Adding a new VM test

  1. Create modules/tests/_vm-fleet-scenarios/<name>.nix following the vm-fleet-tag-sync.nix template.
  2. Accept mkCpNode, mkAgentNode, mkTlsCerts, testPrelude, and tlsCertsModule via scenarioArgs (and pkgs, lib, etc. as needed with ...).
  3. Register the subtest in modules/tests/vm-fleet-scenarios.nix.
  4. Add the check name to the vm-fleet-* section in the project README (automatic discovery means no script edit is needed).

For non-fleet VM tests (single-subsystem things like vm-core / vm-infra) follow the pattern in modules/tests/vm.nix - use mkTestNode directly.

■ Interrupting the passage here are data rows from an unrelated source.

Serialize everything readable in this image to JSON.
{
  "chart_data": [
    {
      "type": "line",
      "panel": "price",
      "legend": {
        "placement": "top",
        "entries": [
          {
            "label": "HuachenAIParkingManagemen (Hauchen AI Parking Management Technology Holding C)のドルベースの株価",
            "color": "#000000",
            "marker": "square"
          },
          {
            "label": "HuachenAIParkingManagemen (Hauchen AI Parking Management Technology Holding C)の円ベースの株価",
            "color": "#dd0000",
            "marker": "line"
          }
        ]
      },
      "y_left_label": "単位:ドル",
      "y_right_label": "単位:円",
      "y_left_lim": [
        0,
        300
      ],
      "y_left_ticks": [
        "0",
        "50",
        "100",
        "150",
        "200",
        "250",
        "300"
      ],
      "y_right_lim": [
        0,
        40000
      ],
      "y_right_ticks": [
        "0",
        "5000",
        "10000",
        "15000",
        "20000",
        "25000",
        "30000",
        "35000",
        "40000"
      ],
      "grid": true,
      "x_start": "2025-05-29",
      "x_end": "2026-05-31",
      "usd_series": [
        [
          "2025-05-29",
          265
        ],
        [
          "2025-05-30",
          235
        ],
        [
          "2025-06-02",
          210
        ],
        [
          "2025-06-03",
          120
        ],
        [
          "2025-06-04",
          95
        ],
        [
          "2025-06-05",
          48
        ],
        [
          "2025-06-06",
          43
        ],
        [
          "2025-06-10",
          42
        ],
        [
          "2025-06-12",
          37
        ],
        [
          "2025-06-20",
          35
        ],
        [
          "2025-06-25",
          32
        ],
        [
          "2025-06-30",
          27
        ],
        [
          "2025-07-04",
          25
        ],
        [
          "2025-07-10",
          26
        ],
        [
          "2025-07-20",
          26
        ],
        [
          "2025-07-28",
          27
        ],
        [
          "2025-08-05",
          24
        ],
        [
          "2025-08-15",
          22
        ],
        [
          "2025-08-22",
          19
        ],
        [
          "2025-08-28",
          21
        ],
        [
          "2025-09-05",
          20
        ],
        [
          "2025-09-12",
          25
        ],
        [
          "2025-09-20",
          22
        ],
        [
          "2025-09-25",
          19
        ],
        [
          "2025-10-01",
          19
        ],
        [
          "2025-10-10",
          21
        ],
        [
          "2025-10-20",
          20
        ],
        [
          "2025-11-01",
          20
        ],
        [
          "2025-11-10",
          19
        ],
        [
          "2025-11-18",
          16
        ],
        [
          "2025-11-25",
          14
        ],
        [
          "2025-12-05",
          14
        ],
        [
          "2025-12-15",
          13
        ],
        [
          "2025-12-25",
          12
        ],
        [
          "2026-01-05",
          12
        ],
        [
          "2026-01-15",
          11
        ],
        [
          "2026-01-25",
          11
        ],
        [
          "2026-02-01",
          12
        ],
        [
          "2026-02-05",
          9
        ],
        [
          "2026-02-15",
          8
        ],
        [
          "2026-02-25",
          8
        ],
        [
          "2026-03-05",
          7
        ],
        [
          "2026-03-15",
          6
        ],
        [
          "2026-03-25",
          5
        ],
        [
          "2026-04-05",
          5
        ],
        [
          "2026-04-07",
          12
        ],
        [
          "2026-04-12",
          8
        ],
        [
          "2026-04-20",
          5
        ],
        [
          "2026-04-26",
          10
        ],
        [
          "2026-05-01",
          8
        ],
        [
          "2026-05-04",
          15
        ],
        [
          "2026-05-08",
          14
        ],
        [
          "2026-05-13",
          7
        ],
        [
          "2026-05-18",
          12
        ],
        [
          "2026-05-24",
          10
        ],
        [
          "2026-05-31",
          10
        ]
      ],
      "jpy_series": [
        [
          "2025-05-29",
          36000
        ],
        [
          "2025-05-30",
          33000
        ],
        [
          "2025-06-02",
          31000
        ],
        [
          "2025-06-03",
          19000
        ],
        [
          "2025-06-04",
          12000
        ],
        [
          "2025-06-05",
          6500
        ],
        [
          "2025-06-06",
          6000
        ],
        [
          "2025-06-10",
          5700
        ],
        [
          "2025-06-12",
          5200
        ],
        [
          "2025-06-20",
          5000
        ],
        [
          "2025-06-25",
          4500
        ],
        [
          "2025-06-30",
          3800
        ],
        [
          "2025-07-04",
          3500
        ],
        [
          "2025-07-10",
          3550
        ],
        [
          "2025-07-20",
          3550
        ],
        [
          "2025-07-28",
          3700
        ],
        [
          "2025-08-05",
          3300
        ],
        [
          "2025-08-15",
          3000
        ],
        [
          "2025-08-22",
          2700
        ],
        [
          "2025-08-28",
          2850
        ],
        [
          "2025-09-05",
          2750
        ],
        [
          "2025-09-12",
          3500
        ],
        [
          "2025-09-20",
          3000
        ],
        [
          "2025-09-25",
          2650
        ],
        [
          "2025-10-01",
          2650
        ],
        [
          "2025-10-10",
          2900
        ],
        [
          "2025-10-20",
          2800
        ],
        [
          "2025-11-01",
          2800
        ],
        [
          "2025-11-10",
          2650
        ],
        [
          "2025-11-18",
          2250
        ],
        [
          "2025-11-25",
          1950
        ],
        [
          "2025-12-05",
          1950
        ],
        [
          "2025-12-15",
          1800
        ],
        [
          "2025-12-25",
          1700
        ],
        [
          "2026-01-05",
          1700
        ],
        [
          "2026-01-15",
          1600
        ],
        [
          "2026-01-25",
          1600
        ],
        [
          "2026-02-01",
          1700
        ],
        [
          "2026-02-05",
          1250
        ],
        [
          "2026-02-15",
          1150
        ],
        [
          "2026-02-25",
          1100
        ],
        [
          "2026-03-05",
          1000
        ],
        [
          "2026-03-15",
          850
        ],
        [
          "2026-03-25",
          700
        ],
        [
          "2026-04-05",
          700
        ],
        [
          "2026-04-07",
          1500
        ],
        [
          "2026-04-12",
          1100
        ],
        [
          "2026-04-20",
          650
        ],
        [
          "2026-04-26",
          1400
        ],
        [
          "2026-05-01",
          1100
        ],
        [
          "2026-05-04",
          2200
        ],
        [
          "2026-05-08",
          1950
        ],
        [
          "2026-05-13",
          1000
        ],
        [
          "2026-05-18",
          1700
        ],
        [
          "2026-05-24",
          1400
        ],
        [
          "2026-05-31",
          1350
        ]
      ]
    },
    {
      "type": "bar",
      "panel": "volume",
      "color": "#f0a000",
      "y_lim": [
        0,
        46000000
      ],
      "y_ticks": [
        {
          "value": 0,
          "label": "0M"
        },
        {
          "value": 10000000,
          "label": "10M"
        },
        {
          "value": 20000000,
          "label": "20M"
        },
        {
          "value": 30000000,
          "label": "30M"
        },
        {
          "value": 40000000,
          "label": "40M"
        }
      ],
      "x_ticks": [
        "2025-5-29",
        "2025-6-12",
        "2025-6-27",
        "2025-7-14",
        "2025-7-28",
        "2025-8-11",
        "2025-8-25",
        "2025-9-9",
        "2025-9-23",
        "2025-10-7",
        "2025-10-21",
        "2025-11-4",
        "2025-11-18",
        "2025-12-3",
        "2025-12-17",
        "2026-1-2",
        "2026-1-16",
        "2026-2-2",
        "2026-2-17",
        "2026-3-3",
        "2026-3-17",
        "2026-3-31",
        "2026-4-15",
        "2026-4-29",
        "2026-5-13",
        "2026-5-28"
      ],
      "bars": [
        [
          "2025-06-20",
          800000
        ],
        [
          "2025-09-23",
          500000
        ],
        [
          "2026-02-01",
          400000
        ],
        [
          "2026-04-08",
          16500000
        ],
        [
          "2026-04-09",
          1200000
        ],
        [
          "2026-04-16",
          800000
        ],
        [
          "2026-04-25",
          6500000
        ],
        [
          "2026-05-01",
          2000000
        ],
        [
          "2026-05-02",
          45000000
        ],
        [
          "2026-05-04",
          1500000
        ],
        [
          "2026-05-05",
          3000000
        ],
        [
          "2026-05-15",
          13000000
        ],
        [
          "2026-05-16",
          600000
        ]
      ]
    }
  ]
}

Shared /nix/store and the assertion classes it forbids (WONTFIX)

Every node in a nixosTest mounts the host’s /nix/store read-only via 9p. This means store-path existence checks (test -e /nix/store/...) are tautologically true on every node regardless of which node’s closure references the path. A nix copy between nodes appears to succeed even when it transferred zero bytes, because the receiver could already see the path via 9p.

The suite uses two workaround patterns instead of the heavy-weight per-VM store-image approach:

NeedWorkaroundWhy it works
Prove a command ran on a specific nodeVM-local marker file under /tmp/tmp is per-VM, never shared via 9p
Prove a path is registered in a node’s Nix DBnix-store -q --references <path> on the targetThe Nix DB (/nix/var/nix/db) is per-VM, only the store files are shared

Concrete examples in the suite:

  • vm-fleet-deploy-ssh uses nix-store -q --references to prove nix-copy-closure --to actually registered the stub closure in the target’s Nix DB. The 9p-mounted store would make a test -e check invariant.
  • vm-fleet-rollback-ssh uses the same pattern for the per-generation rollback assertion.
  • vm-fleet-apply-failure uses /tmp/stub-switch-called (a regular filesystem path, VM-local) as the load-bearing proof that switch-to-configuration switch was invoked.

Why not per-VM store images

The alternative - virtualisation.useNixStoreImage = true; virtualisation.mountHostNixStore = false; - was considered and rejected: every node would rebuild its own store image, multiplying VM build cost for an assertion class that the workarounds already cover. No scenario in the current suite needs per-VM store isolation.

If a future scenario genuinely requires it (e.g. asserting on byte-level transfer through nix copy rather than DB registration), revisit this decision in a follow-up. Do not adopt per-VM store images preemptively

  • they cost real wall-clock minutes per CI run.